Three late-stage compounds have recently entered "limbo" while waiting for the FDA's AdCom: Qnexa, Lorquess and Contrave. According to Hughes, the efficacy for those compounds was relatively modest, "on the order of 3 percent to 8 percent of body weight loss" after a period of a year or more of treatment.

Many patients in the study would not have seen any weight loss benefit from the drugs. For a modest benefit, or no benefit, it is difficult to overcome the types of safety issues being flagged by the FDA including cardiovascular toxicity, teratogenicity and carcinogenicity.

Zafgen contended that ZGN-433 may drive substantial weight loss (20 percent of body weight or more), without the safety concerns that have plagued other obesity candidates. It did not observe any treatment emergent or drug-related adverse events in its clinical trial, and the drug was well tolerated.

Zafgen also has the time and ability to incorporate the outcome of the FDA's AdCom into its program, which makes the forthcoming guidance less concerning than if it was entering registration right now.

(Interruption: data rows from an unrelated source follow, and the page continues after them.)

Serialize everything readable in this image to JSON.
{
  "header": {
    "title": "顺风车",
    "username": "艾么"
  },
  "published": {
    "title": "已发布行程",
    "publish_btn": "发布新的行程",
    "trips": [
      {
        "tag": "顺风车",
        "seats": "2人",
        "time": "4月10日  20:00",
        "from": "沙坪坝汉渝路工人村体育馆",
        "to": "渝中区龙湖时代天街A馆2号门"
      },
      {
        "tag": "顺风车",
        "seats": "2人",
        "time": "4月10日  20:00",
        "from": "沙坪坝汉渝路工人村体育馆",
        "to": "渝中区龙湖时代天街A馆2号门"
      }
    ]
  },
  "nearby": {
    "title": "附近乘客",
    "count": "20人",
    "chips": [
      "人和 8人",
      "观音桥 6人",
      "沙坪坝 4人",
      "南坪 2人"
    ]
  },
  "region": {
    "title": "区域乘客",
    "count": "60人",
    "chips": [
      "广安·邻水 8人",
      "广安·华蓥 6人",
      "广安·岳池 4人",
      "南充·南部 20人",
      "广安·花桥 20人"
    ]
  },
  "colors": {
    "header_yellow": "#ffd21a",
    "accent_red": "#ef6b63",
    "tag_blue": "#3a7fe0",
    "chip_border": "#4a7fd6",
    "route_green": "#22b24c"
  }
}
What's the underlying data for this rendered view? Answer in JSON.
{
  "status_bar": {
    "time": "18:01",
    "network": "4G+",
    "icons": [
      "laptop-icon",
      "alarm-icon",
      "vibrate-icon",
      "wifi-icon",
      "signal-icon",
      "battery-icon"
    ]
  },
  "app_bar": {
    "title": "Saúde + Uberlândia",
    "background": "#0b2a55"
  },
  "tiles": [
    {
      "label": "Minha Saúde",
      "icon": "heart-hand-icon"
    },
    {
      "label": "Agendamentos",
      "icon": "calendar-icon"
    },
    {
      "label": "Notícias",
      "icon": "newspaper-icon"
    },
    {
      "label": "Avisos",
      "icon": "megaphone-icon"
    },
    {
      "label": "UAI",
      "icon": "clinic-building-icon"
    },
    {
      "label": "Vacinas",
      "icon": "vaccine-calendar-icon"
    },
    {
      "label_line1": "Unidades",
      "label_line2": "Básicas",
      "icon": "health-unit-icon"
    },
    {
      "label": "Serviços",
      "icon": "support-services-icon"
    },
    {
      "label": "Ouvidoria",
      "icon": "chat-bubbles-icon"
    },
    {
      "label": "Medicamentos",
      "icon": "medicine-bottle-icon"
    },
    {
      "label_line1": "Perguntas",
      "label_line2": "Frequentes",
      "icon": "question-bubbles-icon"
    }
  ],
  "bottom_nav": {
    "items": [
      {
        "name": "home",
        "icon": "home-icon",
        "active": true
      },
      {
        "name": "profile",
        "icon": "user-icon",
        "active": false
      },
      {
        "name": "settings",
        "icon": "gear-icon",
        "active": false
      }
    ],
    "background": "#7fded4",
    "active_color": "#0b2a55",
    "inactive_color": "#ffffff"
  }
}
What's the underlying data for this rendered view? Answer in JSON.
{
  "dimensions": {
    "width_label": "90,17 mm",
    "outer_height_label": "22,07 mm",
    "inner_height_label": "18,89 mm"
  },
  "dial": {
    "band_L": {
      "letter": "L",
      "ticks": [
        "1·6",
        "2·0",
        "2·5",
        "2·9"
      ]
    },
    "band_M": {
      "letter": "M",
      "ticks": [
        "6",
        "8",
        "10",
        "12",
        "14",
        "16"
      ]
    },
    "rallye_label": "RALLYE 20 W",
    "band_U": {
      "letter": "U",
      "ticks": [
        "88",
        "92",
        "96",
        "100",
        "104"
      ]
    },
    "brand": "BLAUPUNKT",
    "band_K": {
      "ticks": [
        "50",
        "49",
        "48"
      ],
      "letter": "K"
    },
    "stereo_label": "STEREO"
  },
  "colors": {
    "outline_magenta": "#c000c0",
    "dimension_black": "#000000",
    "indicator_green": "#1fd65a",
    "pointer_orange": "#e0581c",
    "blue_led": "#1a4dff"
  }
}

The $33 million is expected to last through Phase II trials, or until about the middle of 2013, when the company will seek further financing.

In other financings news:

• Aradigm Corp., of Hayward, Calif., agreed to sell $4.75 million in common stock to three existing shareholders including those associated with First Eagle Investment Management LLC and Tavistock Life Sciences. Under terms of the private placement agreement, Aradigm will sell an aggregate of 25 million shares of common stock at $0.19 each. Net proceeds are estimated at $4.4 million.

• Coronado Biosciences Inc., of New York, closed a $25.8 million Series C round led by National Securities Corp., with proceeds expected to support pipeline advancements, including a Phase II study of lead compound CNDO-201 (Trichuris suis ova), an immunomodulator, in Crohn's disease and a Phase I/II study of cancer drug CNDO-109 in relapsed acute myeloid leukemia. That money adds to the series of financings Coronado completed last year, which pulled in about $21.6 million. (See BioWorld Today, Nov. 5, 2010.)

• Vantia Therapeutics Ltd., of Southampton, UK, raised $6.5 million in Series B financing for the development of VA106483 for nocturia and VA111913 for dysmenorrhea. Both drugs are in Phase II. Participating investors included Novo A/S, SV Life Sciences and MVM Life Science Partners, who have all previously invested in Vantia.